Risks and counterarguments
- Regulatory risk: The CRL could indicate deficiencies that are costly or time-consuming to remediate. If the FDA's concerns are related to efficacy or safety and require new trials, relacorilant's value could collapse and the stock could remain depressed for years.
- Market may re-price duration: Even with cash on hand, if investors believe relacorilant's commercialization timeline is pushed out materially, multiples will compress and shares could trade well below current levels for an extended period.
- Clinical & competitive risk: Other players in hypercortisolism or adjacent indications could seize market share, or new data could erode relacorilant's competitive profile.
- Execution & financing risk: Management may choose to reallocate R&D or even raise capital at unfavorable terms, diluting equity holders. While current assets exceed liabilities, continued high R&D spend (Q3 R&D was $68.8M) could reduce the cushion over time.
- Counterargument: The market may be right to slam the valuation because a CRL is often followed by protracted discussions, and the probability of approval within 6-12 months could be low. If you ascribe a low probability of ultimate approval, the sell-off may be rational and the upside limited until clear regulatory progress is demonstrated.
Conclusion and what would change my mind
My stance: Speculative long (position-horizon 6-12 months). The CRL is a material negative and justifies significant caution, but Corcept's most recent results show revenue momentum (Q3 FY2025 revenue $207.6M) and meaningful operating cash flow ($54.5M from operations in Q3), and the balance sheet has current assets of $541.1M against liabilities of $191.7M. That gives management time to address the FDA without immediate dilution pressure. For disciplined investors who size positions carefully and use the stop at $28, the post-CRL price offers an attractive risk/reward skew.

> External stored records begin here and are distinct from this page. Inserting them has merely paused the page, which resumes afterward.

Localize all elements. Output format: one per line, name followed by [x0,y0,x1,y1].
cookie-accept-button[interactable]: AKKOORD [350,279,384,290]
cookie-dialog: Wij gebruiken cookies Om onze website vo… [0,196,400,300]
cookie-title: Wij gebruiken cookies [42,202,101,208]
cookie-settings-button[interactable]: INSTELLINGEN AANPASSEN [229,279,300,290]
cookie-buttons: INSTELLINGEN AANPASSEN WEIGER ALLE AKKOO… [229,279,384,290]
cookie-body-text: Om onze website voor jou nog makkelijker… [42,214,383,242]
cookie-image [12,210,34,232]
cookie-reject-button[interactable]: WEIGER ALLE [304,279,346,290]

What would change my mind: a formal statement from Corcept indicating the CRL deficiencies require new, large-scale clinical trials or that the company will withdraw applications would move me to a neutral/negative stance. Conversely, a clearly staged remediation plan with specific, short timelines for a resubmission or positive external advisory feedback would move me to add to the position and increase conviction.
Bottom line: This is not a low-risk trade. It is, however, a classic post-regulatory shock opportunity where balance-sheet strength and ongoing commercial cash flow buy time. Enter small, protect capital with a hard stop, and treat the position as event-driven until the regulatory picture clears.
Disclosure: This note is a trade idea, not personalized investment advice. Manage your position size and risk limits according to your financial circumstances.